In recent years, I’ve found the species pretty consistently on the up-Island Breeding Bird Survey route I run on behalf of the U.S. Geodetic Survey. I’ve been told, though I can’t confirm it, that a small colony of great egrets breeds on Nomans Land, which is certainly consistent with what I’ve observed. The expanding range probably derives from two main factors: an ongoing population rebound from the depletion caused by market hunting, and a genuine northward expansion as climate change extends the breeding season at northern latitudes.

In addition to expanding their breeding distribution in our region, great egrets have grown steadily more numerous, as migrants or as individuals, lingering into late autumn or arriving in early spring. Vineyard CBC results illustrate this trend. Our first CBC great egret turned up in 1992, followed by a long wait until the next one in 2007. Since then, the species has gradually but steadily grown more regular, and I’d currently call it “expected in small numbers.” The recent 2024 CBC turned up a total of four individuals.

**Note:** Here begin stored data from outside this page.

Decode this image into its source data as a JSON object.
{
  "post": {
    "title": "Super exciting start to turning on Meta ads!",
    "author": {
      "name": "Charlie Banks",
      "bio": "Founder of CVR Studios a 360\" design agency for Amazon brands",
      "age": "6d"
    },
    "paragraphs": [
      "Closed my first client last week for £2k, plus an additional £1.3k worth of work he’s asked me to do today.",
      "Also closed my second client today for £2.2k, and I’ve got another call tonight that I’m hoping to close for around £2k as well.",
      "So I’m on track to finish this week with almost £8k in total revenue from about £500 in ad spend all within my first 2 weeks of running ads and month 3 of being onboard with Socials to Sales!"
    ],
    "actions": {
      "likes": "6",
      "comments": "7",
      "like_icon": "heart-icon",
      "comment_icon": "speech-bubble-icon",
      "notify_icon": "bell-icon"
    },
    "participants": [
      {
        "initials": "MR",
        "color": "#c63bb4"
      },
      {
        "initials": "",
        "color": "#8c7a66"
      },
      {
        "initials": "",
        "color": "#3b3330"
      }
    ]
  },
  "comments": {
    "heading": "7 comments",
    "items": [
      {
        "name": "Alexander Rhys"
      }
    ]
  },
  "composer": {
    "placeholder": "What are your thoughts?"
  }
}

These days, the great egret is present almost year-round on the Vineyard, disappearing entirely only for the depths of winter (and perhaps not always even then). February is the only month for which a quick search didn’t turn up a Vineyard record. Numbers peak in late summer, when the Vineyard is visited by birds dispersing from breeding colonies in the region. The species is easy to find on the marshes along Sengekontacket Pond and around Menemsha (egrets are fond of feeding along the Menemsha channel).

But these days, I wouldn’t be surprised to find a great egret anyplace on the Vineyard that has water. While the species tends to be wary of humans, individual birds can certainly grow comfortable around intense human activity: I’ve photographed great egrets on several occasions on the shoreline adjacent to Tisbury Shell, just outside Five Corners. Once an egret has located what it deems suitable habitat, it often remains in the area for weeks. Each time I see one, I reflect on the history of this species, showing that while humans can commit huge ecological crimes, we can also act to redress them.